Dineout Restaurant Business Details Scraper

Dineout.com Web Scraper written in Python. Scrapy framework and Selenium web driver is used alongside to extract Restaurant details available based on a particular city


Getting Started

These instructions will get you a copy of the project up and running on your local machine for development and testing purposes.


Fields to Extract

This Dineout Restaurant scraper can extract the fields below:

Restaurant Name Locality Full Address Rating Reviews on the Detail page MapLink(TO locate the Restaurants in the Google Maps)


Prerequisites

For this web scraping to run will be using Python 2.7, we will need some packages to automate the NEXT button click as the url is going to remain static. Below are the package that we will use to leverage our solution:

Selenium Webdriver Chrome Driver


Installation

PIP to install the following packages in Python (https://pip.pypa.io/en/stable/installing/)

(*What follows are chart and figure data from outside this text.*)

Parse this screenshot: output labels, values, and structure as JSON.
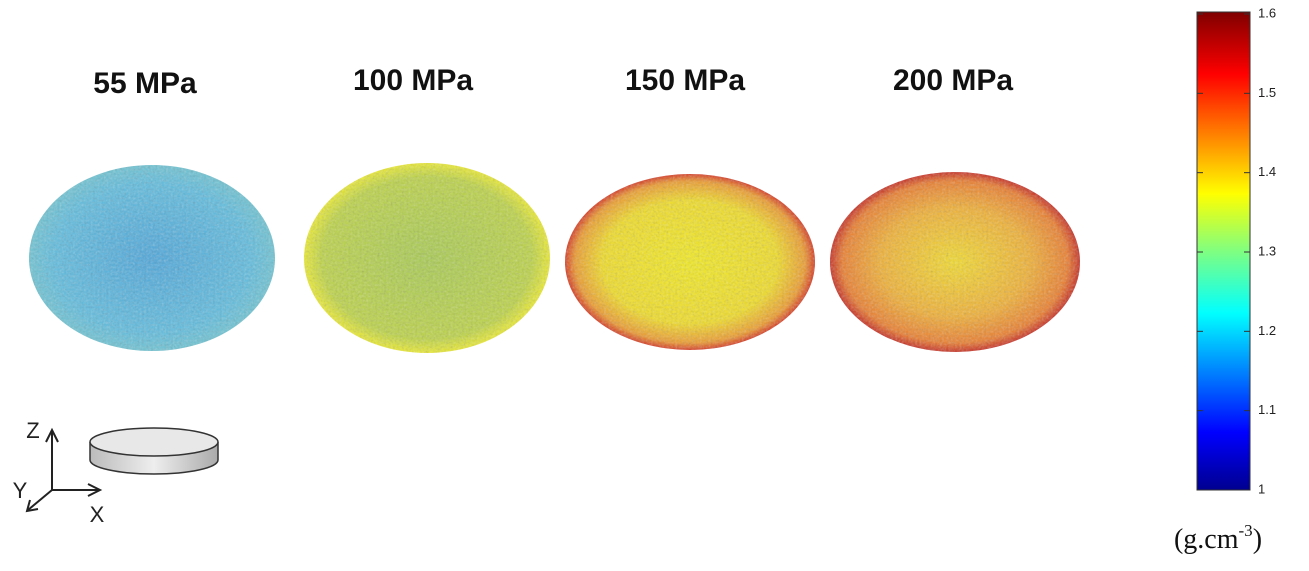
{
  "panels": [
    {
      "title": "55 MPa"
    },
    {
      "title": "100 MPa"
    },
    {
      "title": "150 MPa"
    },
    {
      "title": "200 MPa"
    }
  ],
  "axes": {
    "z": "Z",
    "y": "Y",
    "x": "X"
  },
  "colorbar": {
    "lim": [
      1,
      1.6
    ],
    "ticks": [
      1,
      1.1,
      1.2,
      1.3,
      1.4,
      1.5,
      1.6
    ],
    "unit": {
      "base": "(g.cm",
      "exp": "-3",
      "close": ")"
    }
  }
}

1]Python Requests, to make requests and download the HTML content of the pages (http://docs.python-requests.org/en/master/user/install/) 2] $ pip install scrapy --> Scrapy framework, to crawl the website(https://scrapy.org/) 3] $ pip install selenium --> Selenium, to automate the browser interaction(http://selenium-python.readthedocs.io/installation.html) 4]ChromeDriver(can be downloaded from here: http://chromedriver.chromium.org/downloads)


Running the scraper

We would execute the code with the spider name followed by the output file name and format in which the output is to be downloaded. Here is how to run the spider

scarpy crawl Restaurant -o Restaurant.csv


Sample Output

This will create a csv file:

Restaurant.csv